The following sugar is allowed, given in order of precedence:

  • Union[A, B] may be written as A or B.
  • Callable[A, B] may be written as A -> B.

Note that Optional[T] is equivalent to Union[T, None]. The preferred notation for optional types is T or None.

When types become complex, create an alias, e.g.:

CrossValSplitter = Callable[[Dataset], Iterable[Tuple[Dataset, Dataset]]]

Imports

Use relative imports for anything under the current package, and use absolute imports for everything else. This allows package to be moved without modifying their contents, in the common case (other cases are a bad smell).

Import classes directly, using from pkg import MyClass.

Group imports by dependency, and separate each group by a single blank line. The first import should be the top-level package of the dependency. Sort groups by dependency name except when conflicting with the following.

Reserve the first group for the Python standard library.

Reserve the second group for the SciPy stack, e.g. numpy, scipy, matplotlib, and pandas. Other general purpose data handling tools may be included in this section, like dask and xarray. Use simple import statements in this group. If you find yourself writing many import from the same package, use a dedicated group instead.

Place relative imports last in their own group.

Within each group, sort bare import ... statements before from ... import ... statements. Otherwise sort imports lexicographically.

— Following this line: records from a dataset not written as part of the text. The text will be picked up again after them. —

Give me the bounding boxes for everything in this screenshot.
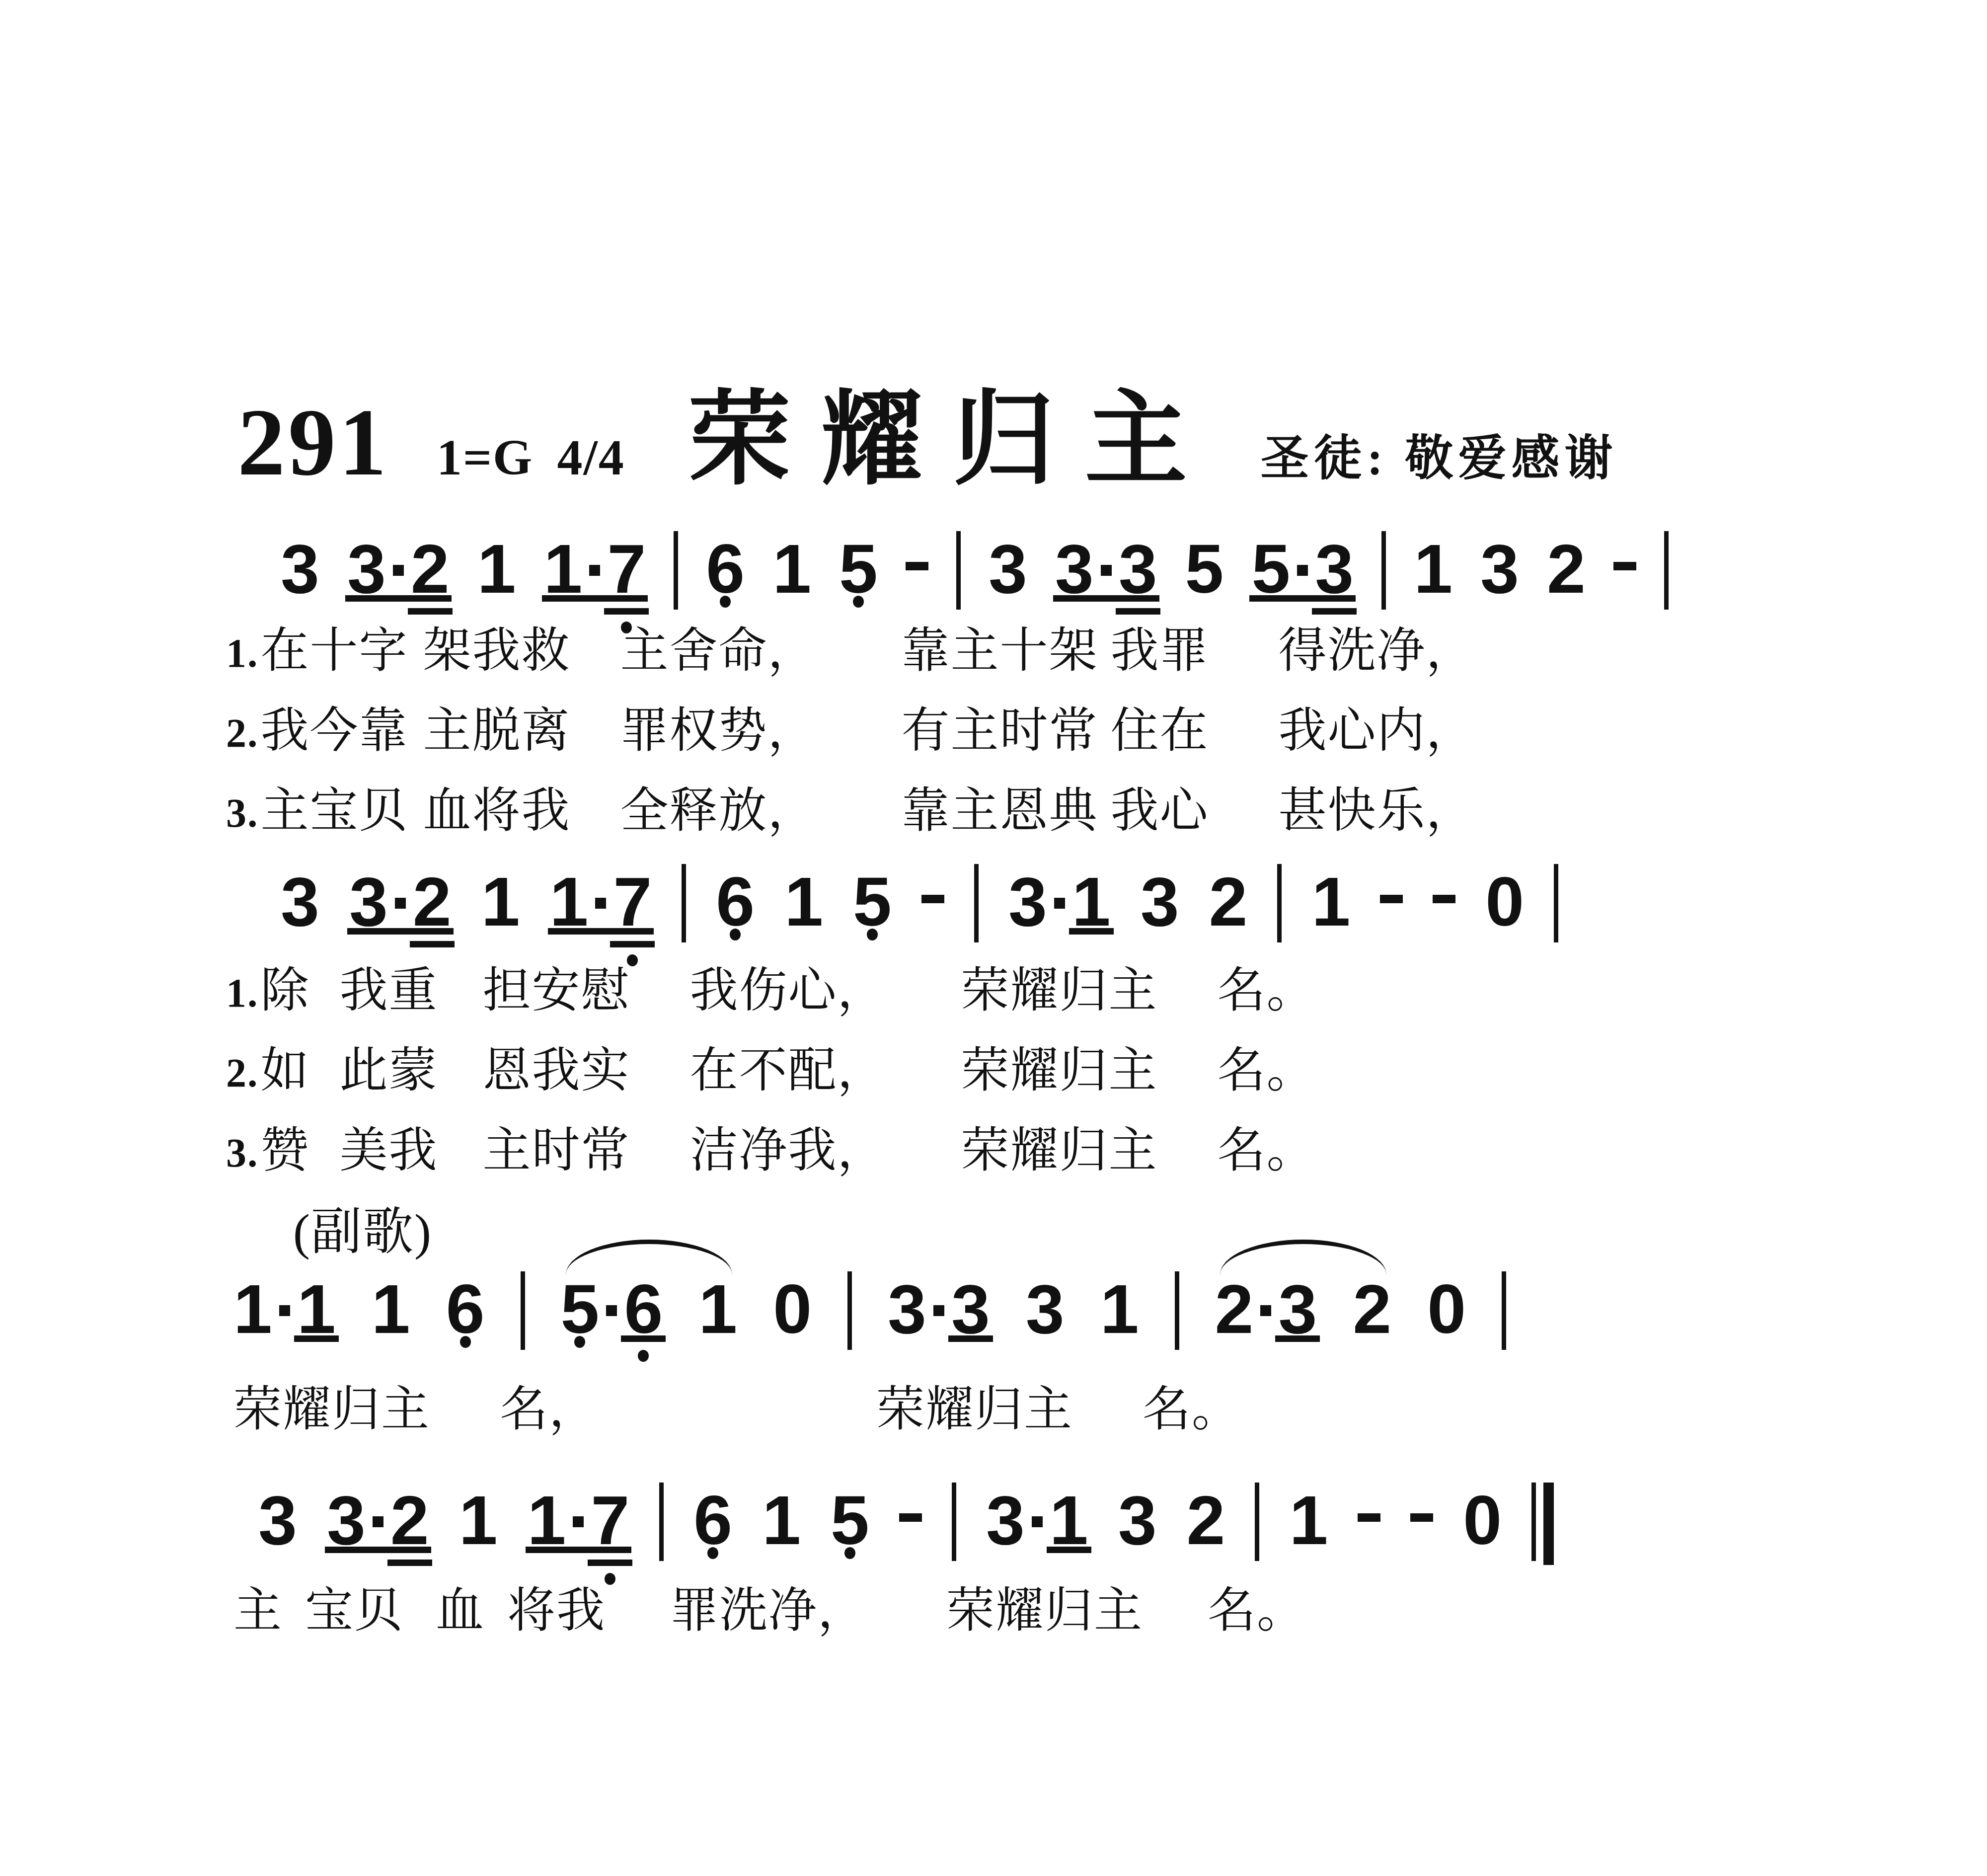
lyric-line: 2.如此蒙恩我实在不配，荣耀归主名。 (226, 1045, 1316, 1097)
note-group: 17 (528, 1485, 630, 1555)
beam-underline (1249, 595, 1356, 602)
lyric-segment: 荣耀归主 (233, 1384, 430, 1436)
barline (674, 531, 678, 610)
beam-underline (604, 608, 649, 615)
lyric-segment: 罪洗净， (670, 1585, 867, 1637)
note-group: 33 (1055, 534, 1157, 604)
barline (521, 1271, 525, 1350)
lyrics-block-final: 主宝贝血将我罪洗净，荣耀归主名。 (233, 1585, 1306, 1665)
lyric-segment: 我罪 (1111, 625, 1209, 677)
beam-underline (1069, 928, 1114, 935)
note: 5 (839, 534, 878, 604)
note: 3 (1480, 534, 1519, 604)
time-signature: 4/4 (557, 430, 624, 486)
note-digit: 3 (327, 1485, 366, 1555)
note: 3 (281, 534, 319, 604)
beam-underline (610, 941, 655, 947)
lyric-segment: 名。 (1218, 1045, 1316, 1097)
key-meter: 1=G4/4 (437, 429, 625, 487)
lyric-segment: 我心 (1111, 785, 1209, 837)
note-digit: 3 (349, 867, 388, 937)
barline (956, 531, 961, 610)
lyric-line: 3.赞美我主时常洁净我，荣耀归主名。 (226, 1125, 1316, 1177)
lyrics-block-chorus: 荣耀归主名，荣耀归主名。 (233, 1384, 1241, 1464)
lyric-segment: 得洗净， (1279, 625, 1475, 677)
beam-underline (526, 1547, 632, 1553)
lyric-segment: 主 (233, 1585, 283, 1637)
note-digit: 5 (1251, 534, 1290, 604)
augmentation-dot-icon (1032, 1516, 1043, 1527)
augmentation-dot-icon (1260, 1305, 1271, 1316)
note: 5 (831, 1485, 869, 1555)
note-digit: 3 (986, 1485, 1025, 1555)
beam-underline (548, 928, 654, 935)
barline (1554, 864, 1558, 942)
octave-dot (853, 596, 864, 608)
lyric-segment: 靠主恩典 (902, 785, 1098, 837)
note: 2 (1547, 534, 1586, 604)
augmentation-dot-icon (606, 1305, 617, 1316)
augmentation-dot-icon (373, 1516, 383, 1527)
augmentation-dot-icon (395, 898, 406, 909)
hymn-sheet-page: 291 1=G4/4 荣耀归主 圣徒: 敬爱感谢 332117615333553… (0, 0, 1987, 1876)
beam-underline (1275, 1335, 1320, 1342)
lyric-segment: 我伤心， (690, 965, 887, 1017)
note-group: 31 (1008, 867, 1111, 937)
note-digit: 7 (591, 1485, 629, 1555)
note-digit: 3 (347, 534, 386, 604)
lyric-segment: 血将我 (423, 785, 571, 837)
note: 0 (773, 1274, 812, 1344)
note: 3 (1118, 1485, 1157, 1555)
note: 5 (1185, 534, 1224, 604)
lyric-segment: 2.我今靠 (226, 705, 408, 757)
verse-number: 2. (226, 1050, 259, 1095)
lyric-segment: 洁净我， (690, 1125, 887, 1177)
notation-line-2: 332117615313210 (281, 867, 1558, 942)
beam-underline (387, 1560, 432, 1566)
verse-number: 3. (226, 1130, 259, 1175)
note-group: 32 (327, 1485, 429, 1555)
note-digit: 5 (561, 1274, 600, 1344)
octave-dot (844, 1547, 855, 1559)
note: 6 (446, 1274, 485, 1344)
lyric-segment: 荣耀归主 (961, 965, 1158, 1017)
barline (1664, 531, 1669, 610)
augmentation-dot-icon (933, 1305, 944, 1316)
augmentation-dot-icon (279, 1305, 290, 1316)
note: 0 (1463, 1485, 1502, 1555)
lyric-segment: 美我 (340, 1125, 438, 1177)
notation-line-1: 332117615333553132 (281, 534, 1669, 610)
lyric-segment: 此蒙 (340, 1045, 438, 1097)
note-digit: 1 (1072, 867, 1111, 937)
lyric-segment: 名。 (1218, 1125, 1316, 1177)
barline (1277, 864, 1282, 942)
duration-dash (1380, 895, 1403, 903)
note-digit: 1 (544, 534, 583, 604)
note: 5 (853, 867, 892, 937)
note: 0 (1485, 867, 1524, 937)
note-digit: 2 (413, 867, 452, 937)
note: 1 (372, 1274, 410, 1344)
note: 3 (1026, 1274, 1065, 1344)
notation-line-chorus: 1116561033312320 (233, 1274, 1506, 1350)
barline (1381, 531, 1386, 610)
barline (952, 1483, 956, 1561)
lyric-segment: 血 (436, 1585, 485, 1637)
note-digit: 3 (1008, 867, 1047, 937)
note: 0 (1427, 1274, 1466, 1344)
beam-underline (948, 1335, 993, 1342)
octave-dot (730, 929, 741, 940)
note-digit: 3 (1315, 534, 1354, 604)
augmentation-dot-icon (573, 1516, 584, 1527)
lyrics-block-1: 1.在十字架我救主舍命，靠主十架我罪得洗净，2.我今靠主脱离罪权势，有主时常住在… (226, 625, 1475, 864)
lyric-segment: 名， (500, 1384, 598, 1436)
octave-dot (638, 1350, 649, 1362)
note-group: 17 (544, 534, 646, 604)
note: 2 (1187, 1485, 1225, 1555)
octave-dot (867, 929, 878, 940)
verse-number: 1. (226, 630, 259, 676)
category-label: 圣徒: 敬爱感谢 (1261, 419, 1618, 488)
duration-dash (906, 562, 928, 570)
beam-underline (345, 595, 452, 602)
note-digit: 1 (233, 1274, 272, 1344)
note: 1 (1100, 1274, 1139, 1344)
note-group: 11 (233, 1274, 336, 1344)
note-group: 17 (550, 867, 652, 937)
note: 6 (716, 867, 755, 937)
note-digit: 3 (1119, 534, 1157, 604)
duration-dash (899, 1513, 922, 1522)
beam-underline (408, 608, 453, 615)
note-digit: 3 (951, 1274, 990, 1344)
note-digit: 3 (1055, 534, 1094, 604)
note-digit: 1 (550, 867, 589, 937)
note: 3 (281, 867, 319, 937)
lyric-segment: 我心内， (1279, 705, 1475, 757)
lyric-segment: 名。 (1208, 1585, 1306, 1637)
hymn-number: 291 (237, 388, 389, 497)
lyric-segment: 架我救 (423, 625, 571, 677)
beam-underline (588, 1560, 632, 1566)
duration-dash (1433, 895, 1455, 903)
octave-dot (574, 1336, 585, 1348)
barline (1502, 1271, 1506, 1350)
beam-underline (1053, 595, 1159, 602)
beam-underline (410, 941, 455, 947)
note: 1 (477, 534, 516, 604)
note-digit: 2 (390, 1485, 429, 1555)
note-digit: 2 (411, 534, 450, 604)
beam-underline (325, 1547, 431, 1553)
augmentation-dot-icon (589, 565, 600, 576)
hymn-title: 荣耀归主 (688, 357, 1217, 504)
note: 1 (481, 867, 520, 937)
lyric-segment: 全释放， (620, 785, 817, 837)
notation-line-final: 332117615313210 (258, 1485, 1554, 1565)
lyric-segment: 2.如 (226, 1045, 310, 1097)
note: 1 (1414, 534, 1452, 604)
note: 1 (1289, 1485, 1328, 1555)
barline (847, 1271, 852, 1350)
lyric-segment: 3.赞 (226, 1125, 310, 1177)
note-digit: 3 (888, 1274, 926, 1344)
lyric-segment: 3.主宝贝 (226, 785, 408, 837)
beam-underline (1312, 608, 1357, 615)
lyric-segment: 1.除 (226, 965, 310, 1017)
beam-underline (621, 1335, 666, 1342)
lyric-segment: 荣耀归主 (946, 1585, 1143, 1637)
lyric-line: 荣耀归主名，荣耀归主名。 (233, 1384, 1241, 1436)
note: 6 (693, 1485, 732, 1555)
octave-dot (707, 1547, 718, 1559)
lyric-segment: 靠主十架 (902, 625, 1098, 677)
augmentation-dot-icon (1101, 565, 1112, 576)
beam-underline (1116, 608, 1160, 615)
lyric-line: 3.主宝贝血将我全释放，靠主恩典我心甚快乐， (226, 785, 1475, 837)
lyric-line: 1.除我重担安慰我伤心，荣耀归主名。 (226, 965, 1316, 1017)
note-digit: 1 (297, 1274, 336, 1344)
barline (682, 864, 686, 942)
barline (1255, 1483, 1259, 1561)
note: 2 (1353, 1274, 1391, 1344)
note-digit: 6 (624, 1274, 663, 1344)
lyric-segment: 有主时常 (902, 705, 1098, 757)
chorus-label: (副歌) (293, 1191, 432, 1264)
lyric-segment: 荣耀归主 (961, 1045, 1158, 1097)
note-digit: 1 (1050, 1485, 1088, 1555)
note: 3 (1141, 867, 1179, 937)
lyric-segment: 住在 (1111, 705, 1209, 757)
note: 1 (784, 867, 823, 937)
lyric-segment: 罪权势， (620, 705, 817, 757)
note-digit: 7 (613, 867, 652, 937)
lyric-segment: 主舍命， (620, 625, 817, 677)
barline (659, 1483, 664, 1561)
octave-dot (720, 596, 731, 608)
slur-arc (1220, 1240, 1386, 1275)
duration-dash (1613, 562, 1636, 570)
verse-number: 1. (226, 970, 259, 1016)
lyric-segment: 名。 (1143, 1384, 1241, 1436)
note: 1 (698, 1274, 737, 1344)
note-digit: 1 (528, 1485, 566, 1555)
octave-dot (605, 1573, 615, 1585)
lyric-segment: 1.在十字 (226, 625, 408, 677)
lyric-line: 2.我今靠主脱离罪权势，有主时常住在我心内， (226, 705, 1475, 757)
note: 3 (258, 1485, 297, 1555)
slur-arc (566, 1240, 732, 1275)
note: 1 (772, 534, 811, 604)
key-signature: 1=G (437, 430, 533, 486)
note-group: 33 (888, 1274, 990, 1344)
duration-dash (921, 895, 944, 903)
note-digit: 7 (607, 534, 646, 604)
verse-number: 2. (226, 710, 259, 756)
beam-underline (542, 595, 648, 602)
lyric-segment: 主时常 (483, 1125, 630, 1177)
augmentation-dot-icon (595, 898, 606, 909)
note: 3 (989, 534, 1027, 604)
beam-underline (1047, 1547, 1091, 1553)
lyrics-block-2: 1.除我重担安慰我伤心，荣耀归主名。2.如此蒙恩我实在不配，荣耀归主名。3.赞美… (226, 965, 1316, 1204)
beam-underline (347, 928, 454, 935)
lyric-segment: 荣耀归主 (961, 1125, 1158, 1177)
verse-number: 3. (226, 790, 259, 836)
note: 1 (762, 1485, 801, 1555)
lyric-segment: 在不配， (690, 1045, 887, 1097)
note: 1 (1311, 867, 1350, 937)
duration-dash (1410, 1513, 1433, 1522)
lyric-segment: 荣耀归主 (876, 1384, 1073, 1436)
lyric-line: 1.在十字架我救主舍命，靠主十架我罪得洗净， (226, 625, 1475, 677)
note-group: 31 (986, 1485, 1088, 1555)
lyric-segment: 主脱离 (423, 705, 571, 757)
augmentation-dot-icon (393, 565, 404, 576)
augmentation-dot-icon (1054, 898, 1065, 909)
lyric-segment: 我重 (340, 965, 438, 1017)
lyric-segment: 甚快乐， (1279, 785, 1475, 837)
lyric-segment: 宝贝 (305, 1585, 403, 1637)
note-group: 23 (1215, 1274, 1317, 1344)
note-group: 53 (1251, 534, 1354, 604)
note: 2 (1209, 867, 1248, 937)
lyric-line: 主宝贝血将我罪洗净，荣耀归主名。 (233, 1585, 1306, 1637)
note-group: 32 (349, 867, 452, 937)
note: 6 (706, 534, 745, 604)
augmentation-dot-icon (1297, 565, 1308, 576)
lyric-segment: 名。 (1218, 965, 1316, 1017)
final-barline (1531, 1483, 1554, 1565)
note-digit: 3 (1278, 1274, 1317, 1344)
octave-dot (460, 1336, 471, 1348)
note: 1 (459, 1485, 498, 1555)
note-digit: 2 (1215, 1274, 1254, 1344)
barline (974, 864, 979, 942)
header: 291 1=G4/4 荣耀归主 圣徒: 敬爱感谢 (237, 357, 1617, 504)
duration-dash (1358, 1513, 1380, 1522)
note-group: 56 (561, 1274, 663, 1344)
lyric-segment: 将我 (507, 1585, 606, 1637)
beam-underline (294, 1335, 339, 1342)
lyric-segment: 担安慰 (483, 965, 630, 1017)
barline (1175, 1271, 1179, 1350)
note-group: 32 (347, 534, 450, 604)
lyric-segment: 恩我实 (483, 1045, 630, 1097)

Always import the top-level package for each dependency. Import all objects used in docstrings, and use objects in docstrings as imported. Otherwise avoid dead imports.

E.g.:

from typing import Any, Mapping, Sequence

import numpy as np
import scipy
import matplotlib as mpl
import matplotlib.pyplot as plt
import pandas as pd

import torch
from torch.nn import DataParallel, Module
from torch.optim import Optimizer

import toys
from toys import Dataset
from toys.metrics import Mean

from .cross_val import KFold

Code layout

Code is divided into packages (folders) and modules (*.py files). By default, all code in modules is considered private. Public objects should be reexported by the package’s __init__.py file. Other than comments and a package-level docstring, each __init__.py file should only contain relative import statements for the public objects in submodules of the package.

Do not use __all__. The rules above serve the same purpose.